Wednesday, 6 June 2012

The Fourth Estate and the Merchants of Death

Progress here at 'War for Slow Readers' can best be described as 'incremental', a word that tends to be used instead of its plain English equivalent - 'slow' - by obfuscators.

Reading a book on the role of the SIS and the SAS in the Falklands conflict last week led me to a gem of a story that was reported in 'Der Speigel' in the mid 80s about an arms deal in which the South African secret service, BOSS, finessed a transaction through the son-in law of the Bulgarian President to supply UNITA with weapons and ammunition. An aircraft formerly owned by the New Zealand national airline was procured and modified to carry freight so the gear could be shipped via airstrips in SW Africa (as it was) and Zaire to  Angola. Of course, the Soviet bloc supplied hardware was destined to be used against Cuban soldiers...

So, here's the Merchant of Death and his henchmen.

I have a nice blue Mercedes saloon and an olive green ex-SADF Unimog for him to transport himself and his merchandise in. Now I just have to dream up some suitable scenarios. UNITA hasn't featured much in our alternative timeline yet but I suspect they may do soon - a spot of internecine fighting between the FNLA and UNITA in Task Force Orange's area of operations as the SADF extract themselves from Angola (for now...)?

The other aspect of the war I'd like to explore is the role of the media.
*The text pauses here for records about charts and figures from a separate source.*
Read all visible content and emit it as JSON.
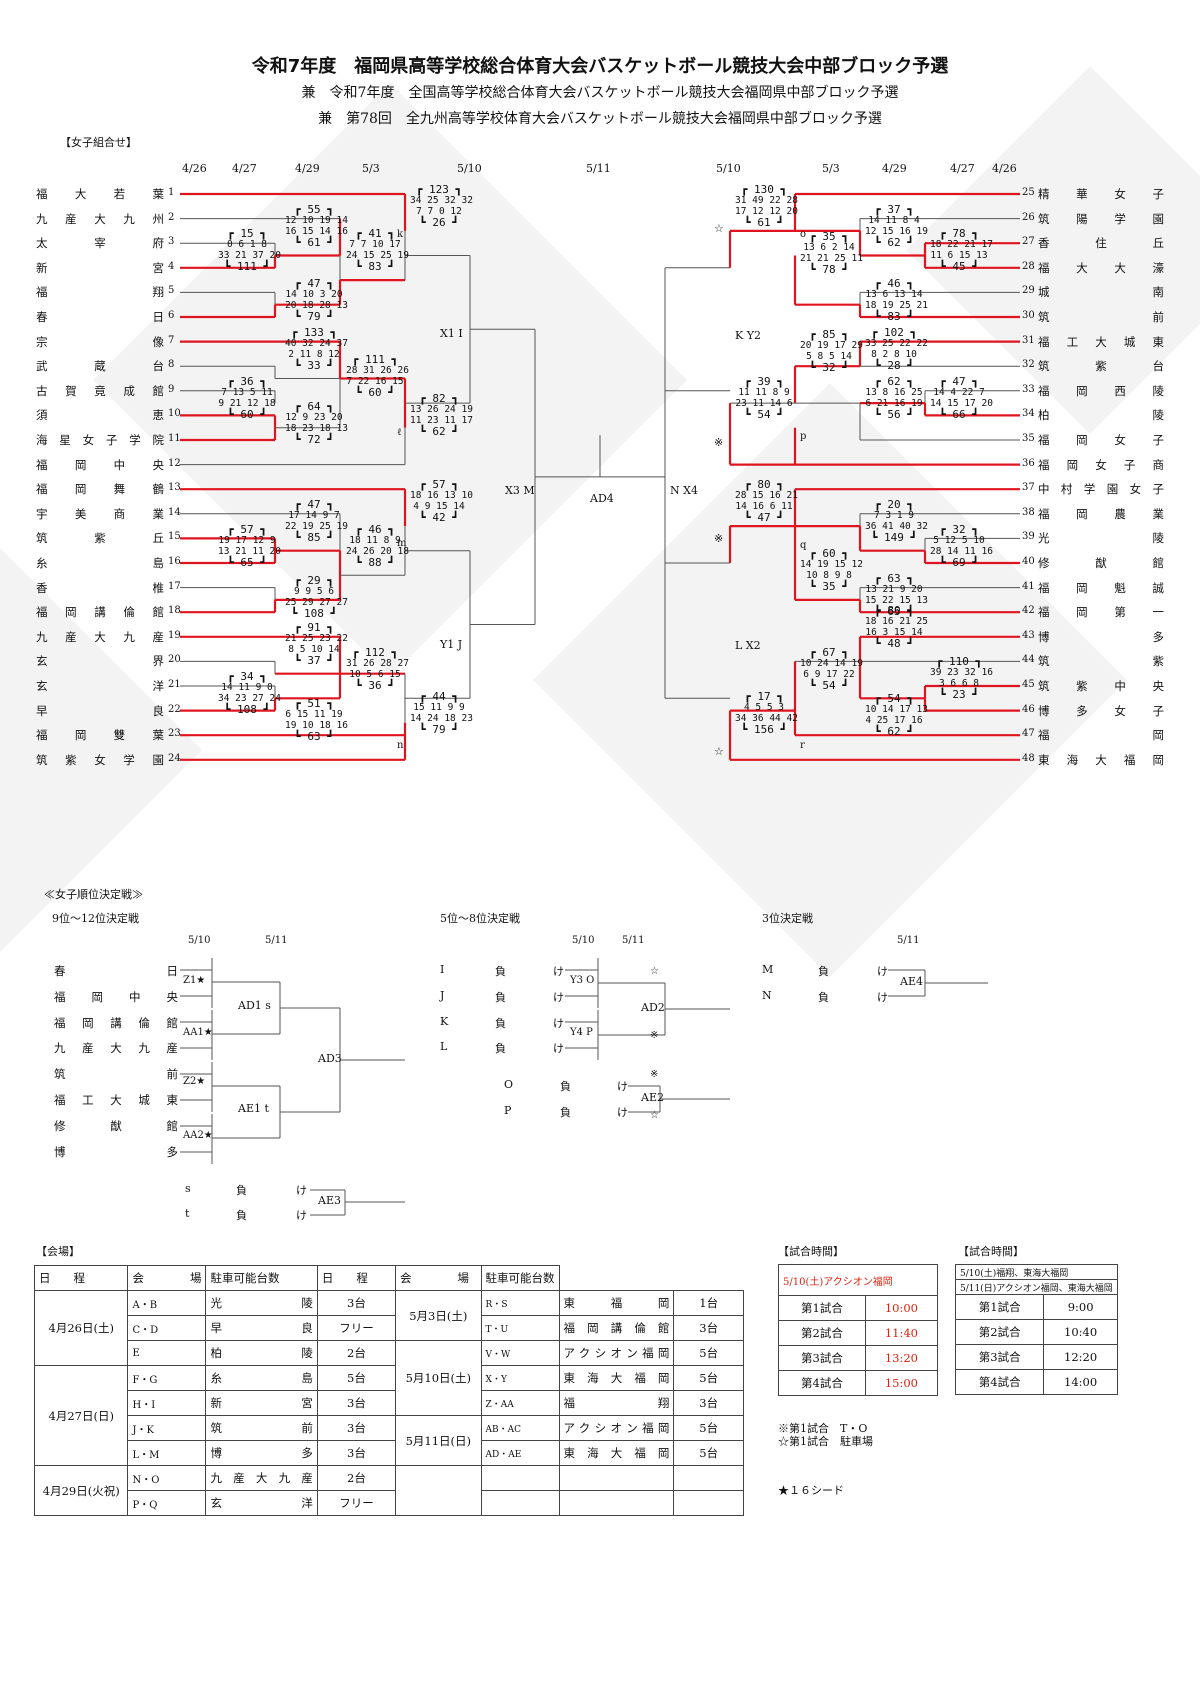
{
  "header": {
    "title": "令和7年度　福岡県高等学校総合体育大会バスケットボール競技大会中部ブロック予選",
    "sub1": "兼　令和7年度　全国高等学校総合体育大会バスケットボール競技大会福岡県中部ブロック予選",
    "sub2": "兼　第78回　全九州高等学校体育大会バスケットボール競技大会福岡県中部ブロック予選",
    "section": "【女子組合せ】"
  },
  "dates_left": [
    "4/26",
    "4/27",
    "4/29",
    "5/3",
    "5/10",
    "5/11"
  ],
  "dates_right": [
    "5/10",
    "5/3",
    "4/29",
    "4/27",
    "4/26"
  ],
  "left_teams": [
    {
      "name": "福大若葉",
      "no": "1"
    },
    {
      "name": "九産大九州",
      "no": "2"
    },
    {
      "name": "太宰府",
      "no": "3"
    },
    {
      "name": "新宮",
      "no": "4"
    },
    {
      "name": "福翔",
      "no": "5"
    },
    {
      "name": "春日",
      "no": "6"
    },
    {
      "name": "宗像",
      "no": "7"
    },
    {
      "name": "武蔵台",
      "no": "8"
    },
    {
      "name": "古賀竟成館",
      "no": "9"
    },
    {
      "name": "須恵",
      "no": "10"
    },
    {
      "name": "海星女子学院",
      "no": "11"
    },
    {
      "name": "福岡中央",
      "no": "12"
    },
    {
      "name": "福岡舞鶴",
      "no": "13"
    },
    {
      "name": "宇美商業",
      "no": "14"
    },
    {
      "name": "筑紫丘",
      "no": "15"
    },
    {
      "name": "糸島",
      "no": "16"
    },
    {
      "name": "香椎",
      "no": "17"
    },
    {
      "name": "福岡講倫館",
      "no": "18"
    },
    {
      "name": "九産大九産",
      "no": "19"
    },
    {
      "name": "玄界",
      "no": "20"
    },
    {
      "name": "玄洋",
      "no": "21"
    },
    {
      "name": "早良",
      "no": "22"
    },
    {
      "name": "福岡雙葉",
      "no": "23"
    },
    {
      "name": "筑紫女学園",
      "no": "24"
    }
  ],
  "right_teams": [
    {
      "name": "精華女子",
      "no": "25"
    },
    {
      "name": "筑陽学園",
      "no": "26"
    },
    {
      "name": "香住丘",
      "no": "27"
    },
    {
      "name": "福大大濠",
      "no": "28"
    },
    {
      "name": "城南",
      "no": "29"
    },
    {
      "name": "筑前",
      "no": "30"
    },
    {
      "name": "福工大城東",
      "no": "31"
    },
    {
      "name": "筑紫台",
      "no": "32"
    },
    {
      "name": "福岡西陵",
      "no": "33"
    },
    {
      "name": "柏陵",
      "no": "34"
    },
    {
      "name": "福岡女子",
      "no": "35"
    },
    {
      "name": "福岡女子商",
      "no": "36"
    },
    {
      "name": "中村学園女子",
      "no": "37"
    },
    {
      "name": "福岡農業",
      "no": "38"
    },
    {
      "name": "光陵",
      "no": "39"
    },
    {
      "name": "修猷館",
      "no": "40"
    },
    {
      "name": "福岡魁誠",
      "no": "41"
    },
    {
      "name": "福岡第一",
      "no": "42"
    },
    {
      "name": "博多",
      "no": "43"
    },
    {
      "name": "筑紫",
      "no": "44"
    },
    {
      "name": "筑紫中央",
      "no": "45"
    },
    {
      "name": "博多女子",
      "no": "46"
    },
    {
      "name": "福岡",
      "no": "47"
    },
    {
      "name": "東海大福岡",
      "no": "48"
    }
  ],
  "scores": [
    {
      "total": "55",
      "q1": "12 10 19 14",
      "q2": "16 15 14 16",
      "total2": "61"
    },
    {
      "total": "15",
      "q1": "0 6 1 8",
      "q2": "33 21 37 20",
      "total2": "111"
    },
    {
      "total": "47",
      "q1": "14 10 3 20",
      "q2": "20 18 28 13",
      "total2": "79"
    },
    {
      "total": "133",
      "q1": "40 32 24 37",
      "q2": "2 11 8 12",
      "total2": "33"
    },
    {
      "total": "36",
      "q1": "7 13 5 11",
      "q2": "9 21 12 18",
      "total2": "60"
    },
    {
      "total": "64",
      "q1": "12 9 23 20",
      "q2": "18 23 18 13",
      "total2": "72"
    },
    {
      "total": "41",
      "q1": "7 7 10 17",
      "q2": "24 15 25 19",
      "total2": "83"
    },
    {
      "total": "111",
      "q1": "28 31 26 26",
      "q2": "7 22 16 15",
      "total2": "60"
    },
    {
      "total": "123",
      "q1": "34 25 32 32",
      "q2": "7 7 0 12",
      "total2": "26"
    },
    {
      "total": "82",
      "q1": "13 26 24 19",
      "q2": "11 23 11 17",
      "total2": "62"
    },
    {
      "total": "47",
      "q1": "17 14 9 7",
      "q2": "22 19 25 19",
      "total2": "85"
    },
    {
      "total": "57",
      "q1": "19 17 12 9",
      "q2": "13 21 11 20",
      "total2": "65"
    },
    {
      "total": "29",
      "q1": "9 9 5 6",
      "q2": "25 29 27 27",
      "total2": "108"
    },
    {
      "total": "91",
      "q1": "21 25 23 22",
      "q2": "8 5 10 14",
      "total2": "37"
    },
    {
      "total": "34",
      "q1": "14 11 9 0",
      "q2": "34 23 27 24",
      "total2": "108"
    },
    {
      "total": "51",
      "q1": "6 15 11 19",
      "q2": "19 10 18 16",
      "total2": "63"
    },
    {
      "total": "46",
      "q1": "18 11 8 9",
      "q2": "24 26 20 18",
      "total2": "88"
    },
    {
      "total": "112",
      "q1": "31 26 28 27",
      "q2": "10 5 6 15",
      "total2": "36"
    },
    {
      "total": "57",
      "q1": "18 16 13 10",
      "q2": "4 9 15 14",
      "total2": "42"
    },
    {
      "total": "44",
      "q1": "15 11 9 9",
      "q2": "14 24 18 23",
      "total2": "79"
    },
    {
      "total": "130",
      "q1": "31 49 22 28",
      "q2": "17 12 12 20",
      "total2": "61"
    },
    {
      "total": "37",
      "q1": "14 11 8 4",
      "q2": "12 15 16 19",
      "total2": "62"
    },
    {
      "total": "78",
      "q1": "18 22 21 17",
      "q2": "11 6 15 13",
      "total2": "45"
    },
    {
      "total": "35",
      "q1": "13 6 2 14",
      "q2": "21 21 25 11",
      "total2": "78"
    },
    {
      "total": "46",
      "q1": "13 6 13 14",
      "q2": "18 19 25 21",
      "total2": "83"
    },
    {
      "total": "85",
      "q1": "20 19 17 29",
      "q2": "5 8 5 14",
      "total2": "32"
    },
    {
      "total": "102",
      "q1": "33 25 22 22",
      "q2": "8 2 8 10",
      "total2": "28"
    },
    {
      "total": "39",
      "q1": "11 11 8 9",
      "q2": "23 11 14 6",
      "total2": "54"
    },
    {
      "total": "62",
      "q1": "13 8 16 25",
      "q2": "6 21 16 19",
      "total2": "56"
    },
    {
      "total": "47",
      "q1": "14 4 22 7",
      "q2": "14 15 17 20",
      "total2": "66"
    },
    {
      "total": "80",
      "q1": "28 15 16 21",
      "q2": "14 16 6 11",
      "total2": "47"
    },
    {
      "total": "20",
      "q1": "7 3 1 9",
      "q2": "36 41 40 32",
      "total2": "149"
    },
    {
      "total": "32",
      "q1": "5 12 5 10",
      "q2": "28 14 11 16",
      "total2": "69"
    },
    {
      "total": "60",
      "q1": "14 19 15 12",
      "q2": "10 8 9 8",
      "total2": "35"
    },
    {
      "total": "63",
      "q1": "13 21 9 20",
      "q2": "15 22 15 13",
      "total2": "65"
    },
    {
      "total": "80",
      "q1": "18 16 21 25",
      "q2": "16 3 15 14",
      "total2": "48"
    },
    {
      "total": "67",
      "q1": "10 24 14 19",
      "q2": "6 9 17 22",
      "total2": "54"
    },
    {
      "total": "110",
      "q1": "39 23 32 16",
      "q2": "3 6 6 8",
      "total2": "23"
    },
    {
      "total": "17",
      "q1": "4 5 5 3",
      "q2": "34 36 44 42",
      "total2": "156"
    },
    {
      "total": "54",
      "q1": "10 14 17 13",
      "q2": "4 25 17 16",
      "total2": "62"
    }
  ],
  "bracket_labels": {
    "k": "k",
    "l": "ℓ",
    "m": "m",
    "n": "n",
    "o": "o",
    "p": "p",
    "q": "q",
    "r": "r",
    "x1": "X1 I",
    "y1": "Y1 J",
    "x3": "X3 M",
    "ad4": "AD4",
    "nx4": "N X4",
    "ky2": "K Y2",
    "lx2": "L X2",
    "star": "☆",
    "kome": "※"
  },
  "ranking": {
    "title": "≪女子順位決定戦≫",
    "r9": {
      "title": "9位～12位決定戦",
      "d1": "5/10",
      "d2": "5/11",
      "teams": [
        "春日",
        "福岡中央",
        "福岡講倫館",
        "九産大九産",
        "筑前",
        "福工大城東",
        "修猷館",
        "博多"
      ],
      "z1": "Z1★",
      "aa1": "AA1★",
      "z2": "Z2★",
      "aa2": "AA2★",
      "ad1": "AD1 s",
      "ae1": "AE1 t",
      "ad3": "AD3",
      "s": "s",
      "t": "t",
      "lose": "負",
      "ke": "け",
      "ae3": "AE3"
    },
    "r5": {
      "title": "5位～8位決定戦",
      "d1": "5/10",
      "d2": "5/11",
      "rows": [
        "I",
        "J",
        "K",
        "L"
      ],
      "y3": "Y3 O",
      "y4": "Y4 P",
      "ad2": "AD2",
      "o": "O",
      "p": "P",
      "ae2": "AE2"
    },
    "r3": {
      "title": "3位決定戦",
      "d1": "5/11",
      "rows": [
        "M",
        "N"
      ],
      "ae4": "AE4"
    }
  },
  "venue": {
    "title": "【会場】",
    "headers": [
      "日　　程",
      "会　　　　場",
      "駐車可能台数",
      "日　　程",
      "会　　　　場",
      "駐車可能台数"
    ],
    "left": [
      {
        "date": "4月26日(土)",
        "rows": [
          [
            "A・B",
            "光陵",
            "3台"
          ],
          [
            "C・D",
            "早良",
            "フリー"
          ],
          [
            "E",
            "柏陵",
            "2台"
          ]
        ]
      },
      {
        "date": "4月27日(日)",
        "rows": [
          [
            "F・G",
            "糸島",
            "5台"
          ],
          [
            "H・I",
            "新宮",
            "3台"
          ],
          [
            "J・K",
            "筑前",
            "3台"
          ],
          [
            "L・M",
            "博多",
            "3台"
          ]
        ]
      },
      {
        "date": "4月29日(火祝)",
        "rows": [
          [
            "N・O",
            "九産大九産",
            "2台"
          ],
          [
            "P・Q",
            "玄洋",
            "フリー"
          ]
        ]
      }
    ],
    "right": [
      {
        "date": "5月3日(土)",
        "rows": [
          [
            "R・S",
            "東福岡",
            "1台"
          ],
          [
            "T・U",
            "福岡講倫館",
            "3台"
          ]
        ]
      },
      {
        "date": "5月10日(土)",
        "rows": [
          [
            "V・W",
            "アクシオン福岡",
            "5台"
          ],
          [
            "X・Y",
            "東海大福岡",
            "5台"
          ],
          [
            "Z・AA",
            "福翔",
            "3台"
          ]
        ]
      },
      {
        "date": "5月11日(日)",
        "rows": [
          [
            "AB・AC",
            "アクシオン福岡",
            "5台"
          ],
          [
            "AD・AE",
            "東海大福岡",
            "5台"
          ]
        ]
      }
    ]
  },
  "time1": {
    "title": "【試合時間】",
    "header": "5/10(土)アクシオン福岡",
    "rows": [
      [
        "第1試合",
        "10:00"
      ],
      [
        "第2試合",
        "11:40"
      ],
      [
        "第3試合",
        "13:20"
      ],
      [
        "第4試合",
        "15:00"
      ]
    ],
    "note1": "※第1試合　T・O",
    "note2": "☆第1試合　駐車場",
    "note3": "★１６シード"
  },
  "time2": {
    "title": "【試合時間】",
    "header1": "5/10(土)福翔、東海大福岡",
    "header2": "5/11(日)アクシオン福岡、東海大福岡",
    "rows": [
      [
        "第1試合",
        "9:00"
      ],
      [
        "第2試合",
        "10:40"
      ],
      [
        "第3試合",
        "12:20"
      ],
      [
        "第4試合",
        "14:00"
      ]
    ]
  }
}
I've just ordered 'Another Day of Life' by Polish journalist  Ryszard Kapuscinski which is apparently the definitive eye witness account of the collapse of Portuguese rule. So, perhaps it's time for the Fourth Estate to make their presence felt alongside the mercenaries, gun runners, whores, internationalists, aid workers, nuns and priests, freedom fighters, commissars and chancers in the war zone?

The other thought I've had stems from the review that was posted on a fellow blogger's website that commented on how 'focused' this blog is on the War in Angola. Of course, our 1975 alternative timeline is not restricted to Angola, but it's dead right to say that's where the tabletop action is. I have found myself developing storylines further afield though, and it's probably only a matter of time before this becomes an alternative timeline of the late seventies and the eighties, and not just in our chosen West African country. The British mercenaries that fought at Caxito could find employment in late seventies Britain, or that SAS raid on Soviet Bear aircraft operating out of Luanda during the Falklands War could trigger a much wider conflict...

What do you think?


  1. John
    What's the Falklands book you mention at the start of the post?

  2. Nigel West: The Secret War for the Falklands: The SAS, Mi6, and the War Whitehall Nearly Lost

    A thoroughly good read and a rich source of idea for 'War for Slow Readers'. Very interesting accounts on planned raids on the Argentine mainland air bases by the SAS and the 'Exocet denial proramme' run by SIS.